Countries with more developed fintech ecosystems show greater resilience to disruptions from the COVID-19 pandemic, with rising economic growth and employment assessing the impact of fintech on economic resilience in a new study that surveyed 86 economies around the world.
in collaboration with ant group, Sustainable Finance Innovation Center at (CSFI) Nanyo Business School, Nanyang Technology university, Singapore (NTU Singapore) conducted this study. Economic Resilience During the Covid-19 Pandemic Role and Implications of Fintech.
Using GDP growth and unemployment rates as measures of economic resilience, the study found that countries and regions with higher fintech development had faster GDP growth recovery and job recovery during the pandemic. It turns out I was strong.
The findings suggest that fintech can be used as a tool to positively impact economic resilience, cushion shocks and accelerate recovery during crises. Research shows that fintech makes it easier and more convenient to provide and consume financial services through platforms such as mobile phone applications and other digital media. This is essential in mitigating disruptions caused by lockdowns and other virus control measures that restrict physical movement.
Fintech and economic resilience
The study weighed fintech development against a total of 17 factors covering economic, social, political and healthcare indicators of the country. For example, trade level, population size, educational development, etc.
The results show that fintech has a strong positive impact on GDP growth in all countries surveyed. Similarly, the more developed a country’s fintech ecosystem, the lower its unemployment rate. Other factors influencing positive employment rates include pre-pandemic GDP per capita, strictness of social distancing policies, and population size.
An example of an Asian country that has achieved strong GDP growth resilience is Singapore. As one of the countries with the most developed fintech ecosystem in Southeast Asia, Singapore’s funding situation is less volatile compared to other countries in the region that have suffered significantly from a decline in fintech funding due to the pandemic. For Singapore, fintech investment rebounded rapidly by his second quarter of 2020, despite an initial dip in funding.
The fact that Singapore has suffered less than other countries is a testament to the unparalleled confidence investors and entrepreneurs have in the country as the region’s fintech hub. This confidence stems from active regulatory support, tax treaties, political stability, adherence to a free market economy, and the availability of talent, the study said.
mobile payment
The study also found that different aspects of fintech have different impacts on economic resilience.
Mobile payments, which consist of common payment tools such as digital wallets, have had a positive impact on both GDP growth and employment. Digital investment contributed to GDP growth and digital banking accelerated employment growth.

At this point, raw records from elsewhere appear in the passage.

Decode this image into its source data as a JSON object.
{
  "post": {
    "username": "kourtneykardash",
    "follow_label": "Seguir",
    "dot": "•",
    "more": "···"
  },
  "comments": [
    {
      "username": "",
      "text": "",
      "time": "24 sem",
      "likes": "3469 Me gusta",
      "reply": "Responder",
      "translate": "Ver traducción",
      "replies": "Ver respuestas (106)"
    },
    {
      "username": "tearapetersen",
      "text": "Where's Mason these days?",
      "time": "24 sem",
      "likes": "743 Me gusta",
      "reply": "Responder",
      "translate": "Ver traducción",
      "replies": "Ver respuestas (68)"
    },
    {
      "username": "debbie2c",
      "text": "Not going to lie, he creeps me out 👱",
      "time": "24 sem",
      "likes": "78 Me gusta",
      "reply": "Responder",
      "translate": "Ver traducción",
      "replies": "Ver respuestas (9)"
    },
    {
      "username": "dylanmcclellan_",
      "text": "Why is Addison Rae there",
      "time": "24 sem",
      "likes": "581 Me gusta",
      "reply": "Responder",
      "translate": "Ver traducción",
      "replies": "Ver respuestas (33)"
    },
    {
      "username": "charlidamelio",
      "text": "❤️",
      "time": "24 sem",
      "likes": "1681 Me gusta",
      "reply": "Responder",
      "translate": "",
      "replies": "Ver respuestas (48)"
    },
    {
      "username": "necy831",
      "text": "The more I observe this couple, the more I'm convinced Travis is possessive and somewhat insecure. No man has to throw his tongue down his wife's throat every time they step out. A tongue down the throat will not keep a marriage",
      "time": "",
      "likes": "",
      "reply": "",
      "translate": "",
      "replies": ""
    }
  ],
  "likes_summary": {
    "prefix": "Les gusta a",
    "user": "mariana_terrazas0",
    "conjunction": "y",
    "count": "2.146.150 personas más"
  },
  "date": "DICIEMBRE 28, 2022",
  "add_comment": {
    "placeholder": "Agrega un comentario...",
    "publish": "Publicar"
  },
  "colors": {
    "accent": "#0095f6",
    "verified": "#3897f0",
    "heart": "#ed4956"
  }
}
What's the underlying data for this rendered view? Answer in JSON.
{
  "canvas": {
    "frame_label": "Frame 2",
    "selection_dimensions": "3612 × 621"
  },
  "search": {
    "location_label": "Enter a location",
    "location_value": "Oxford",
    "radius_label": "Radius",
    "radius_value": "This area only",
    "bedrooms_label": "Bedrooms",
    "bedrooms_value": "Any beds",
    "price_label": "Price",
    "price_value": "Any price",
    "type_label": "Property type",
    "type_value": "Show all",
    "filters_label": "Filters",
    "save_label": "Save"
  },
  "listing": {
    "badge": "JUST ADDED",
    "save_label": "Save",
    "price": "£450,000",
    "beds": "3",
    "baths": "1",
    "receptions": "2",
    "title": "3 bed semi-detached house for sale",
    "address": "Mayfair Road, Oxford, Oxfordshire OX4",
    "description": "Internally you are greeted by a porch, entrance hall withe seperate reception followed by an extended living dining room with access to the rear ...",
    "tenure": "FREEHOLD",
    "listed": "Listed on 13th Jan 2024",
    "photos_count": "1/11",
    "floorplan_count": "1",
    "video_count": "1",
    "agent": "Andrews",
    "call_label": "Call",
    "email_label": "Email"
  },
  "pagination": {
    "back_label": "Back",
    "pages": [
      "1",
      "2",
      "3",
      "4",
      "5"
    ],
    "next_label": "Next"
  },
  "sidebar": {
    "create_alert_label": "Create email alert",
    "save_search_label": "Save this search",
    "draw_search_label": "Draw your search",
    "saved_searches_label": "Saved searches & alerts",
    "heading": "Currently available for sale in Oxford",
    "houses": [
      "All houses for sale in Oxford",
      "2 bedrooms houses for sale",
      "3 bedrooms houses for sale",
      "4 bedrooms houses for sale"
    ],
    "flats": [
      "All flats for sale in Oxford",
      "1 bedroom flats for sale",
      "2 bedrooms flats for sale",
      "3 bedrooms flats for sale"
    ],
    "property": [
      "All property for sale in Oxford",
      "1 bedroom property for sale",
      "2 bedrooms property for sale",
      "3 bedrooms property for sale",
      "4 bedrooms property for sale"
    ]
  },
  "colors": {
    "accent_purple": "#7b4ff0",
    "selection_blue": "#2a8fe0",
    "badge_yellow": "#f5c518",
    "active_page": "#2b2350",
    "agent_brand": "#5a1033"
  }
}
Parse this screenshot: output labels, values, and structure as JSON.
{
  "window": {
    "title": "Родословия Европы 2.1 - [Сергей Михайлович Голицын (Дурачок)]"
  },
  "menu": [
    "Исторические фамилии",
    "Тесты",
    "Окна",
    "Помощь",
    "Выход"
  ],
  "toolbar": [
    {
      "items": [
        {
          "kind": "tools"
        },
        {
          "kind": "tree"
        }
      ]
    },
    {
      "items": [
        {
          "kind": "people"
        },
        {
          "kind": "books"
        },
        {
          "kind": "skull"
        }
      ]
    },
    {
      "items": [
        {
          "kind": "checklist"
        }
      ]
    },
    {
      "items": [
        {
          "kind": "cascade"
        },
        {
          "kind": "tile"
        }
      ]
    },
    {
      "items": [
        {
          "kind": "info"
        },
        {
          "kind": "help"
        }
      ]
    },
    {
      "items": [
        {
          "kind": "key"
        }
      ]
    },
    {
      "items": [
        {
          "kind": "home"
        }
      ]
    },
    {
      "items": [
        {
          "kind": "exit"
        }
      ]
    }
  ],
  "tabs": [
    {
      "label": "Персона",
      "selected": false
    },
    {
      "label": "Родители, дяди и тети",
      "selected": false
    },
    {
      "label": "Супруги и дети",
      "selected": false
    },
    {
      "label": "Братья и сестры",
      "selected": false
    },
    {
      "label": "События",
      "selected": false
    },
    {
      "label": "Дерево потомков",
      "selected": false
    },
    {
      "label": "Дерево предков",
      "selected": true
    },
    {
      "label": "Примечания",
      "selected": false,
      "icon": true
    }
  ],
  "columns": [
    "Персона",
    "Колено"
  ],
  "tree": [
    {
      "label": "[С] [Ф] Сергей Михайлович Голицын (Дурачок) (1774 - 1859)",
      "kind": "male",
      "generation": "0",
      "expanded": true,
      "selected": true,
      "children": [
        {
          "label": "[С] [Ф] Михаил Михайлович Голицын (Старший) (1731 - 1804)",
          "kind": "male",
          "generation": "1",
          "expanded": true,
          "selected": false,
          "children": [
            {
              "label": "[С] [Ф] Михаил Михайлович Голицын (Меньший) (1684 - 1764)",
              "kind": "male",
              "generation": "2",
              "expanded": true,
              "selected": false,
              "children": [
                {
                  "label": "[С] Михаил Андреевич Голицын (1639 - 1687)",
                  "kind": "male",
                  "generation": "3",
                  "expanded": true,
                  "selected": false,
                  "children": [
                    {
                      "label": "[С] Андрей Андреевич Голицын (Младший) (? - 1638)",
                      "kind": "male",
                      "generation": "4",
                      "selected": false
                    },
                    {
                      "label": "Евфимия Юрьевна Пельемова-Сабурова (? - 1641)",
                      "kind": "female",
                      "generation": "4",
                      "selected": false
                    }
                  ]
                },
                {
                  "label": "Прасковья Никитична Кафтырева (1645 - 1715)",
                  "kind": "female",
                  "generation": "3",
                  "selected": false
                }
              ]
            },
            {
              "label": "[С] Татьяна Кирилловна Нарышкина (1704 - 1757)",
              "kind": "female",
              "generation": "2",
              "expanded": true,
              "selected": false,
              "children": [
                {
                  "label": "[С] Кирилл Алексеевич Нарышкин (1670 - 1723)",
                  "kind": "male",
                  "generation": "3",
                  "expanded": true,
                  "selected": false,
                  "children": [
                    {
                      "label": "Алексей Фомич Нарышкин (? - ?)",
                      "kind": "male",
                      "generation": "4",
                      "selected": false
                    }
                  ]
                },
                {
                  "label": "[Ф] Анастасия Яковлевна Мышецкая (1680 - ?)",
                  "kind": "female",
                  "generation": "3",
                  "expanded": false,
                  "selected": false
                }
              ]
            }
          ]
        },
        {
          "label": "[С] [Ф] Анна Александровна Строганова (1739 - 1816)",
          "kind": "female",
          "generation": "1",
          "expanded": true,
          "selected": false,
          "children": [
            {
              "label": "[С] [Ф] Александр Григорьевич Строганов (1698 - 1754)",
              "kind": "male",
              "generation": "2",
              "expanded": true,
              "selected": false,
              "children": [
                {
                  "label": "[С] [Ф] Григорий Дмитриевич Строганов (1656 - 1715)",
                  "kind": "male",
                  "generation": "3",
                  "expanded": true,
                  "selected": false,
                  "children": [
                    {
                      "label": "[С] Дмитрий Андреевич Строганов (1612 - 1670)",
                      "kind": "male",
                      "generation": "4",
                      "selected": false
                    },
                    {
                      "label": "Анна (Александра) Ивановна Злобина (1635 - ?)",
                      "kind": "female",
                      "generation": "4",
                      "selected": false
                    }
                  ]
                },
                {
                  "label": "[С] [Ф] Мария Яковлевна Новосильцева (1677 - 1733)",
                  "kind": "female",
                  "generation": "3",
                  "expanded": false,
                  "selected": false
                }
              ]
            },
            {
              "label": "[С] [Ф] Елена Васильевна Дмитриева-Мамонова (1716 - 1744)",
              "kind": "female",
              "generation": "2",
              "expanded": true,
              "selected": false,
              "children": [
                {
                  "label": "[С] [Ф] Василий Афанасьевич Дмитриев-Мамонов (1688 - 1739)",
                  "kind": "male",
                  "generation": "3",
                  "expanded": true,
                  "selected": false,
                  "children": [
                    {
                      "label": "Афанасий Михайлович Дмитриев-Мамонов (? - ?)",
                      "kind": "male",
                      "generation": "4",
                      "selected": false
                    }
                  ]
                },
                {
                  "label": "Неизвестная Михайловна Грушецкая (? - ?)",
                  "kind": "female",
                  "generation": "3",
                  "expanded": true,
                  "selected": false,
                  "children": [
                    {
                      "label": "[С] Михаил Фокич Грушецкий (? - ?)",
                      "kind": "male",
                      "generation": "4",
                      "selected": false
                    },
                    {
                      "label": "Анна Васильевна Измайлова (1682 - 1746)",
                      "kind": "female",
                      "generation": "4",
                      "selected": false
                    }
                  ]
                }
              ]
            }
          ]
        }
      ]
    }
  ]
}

An analysis of global Google search data from 2017 to 2022 shows that searches for fintech-related terms surged after the covid-19 outbreak, and the trend has continued since. These terms include “mobile wallets,” “digital banking,” and “online investments.” The findings reflect sustained high interest in fintech services since the pandemic began. In particular, mobile payments are a major factor of interest.
Southeast Asia experienced a 50% increase in demand for fintech services from 2019 to 2020, coinciding with the outbreak of the pandemic. Of this demand, interest in mobile payments recorded his 80% rise. This is in line with the global trend we are seeing in the fintech services sector.
Despite lockdown protocols, people were still able to access daily necessities through online channels. So it’s no surprise that more people turned to mobile payments and fintech services to restore some degree of normality during the pandemic. As a result, covid-19 has fundamentally reshaped consumption habits and accelerated the development of the digital economy, the study says.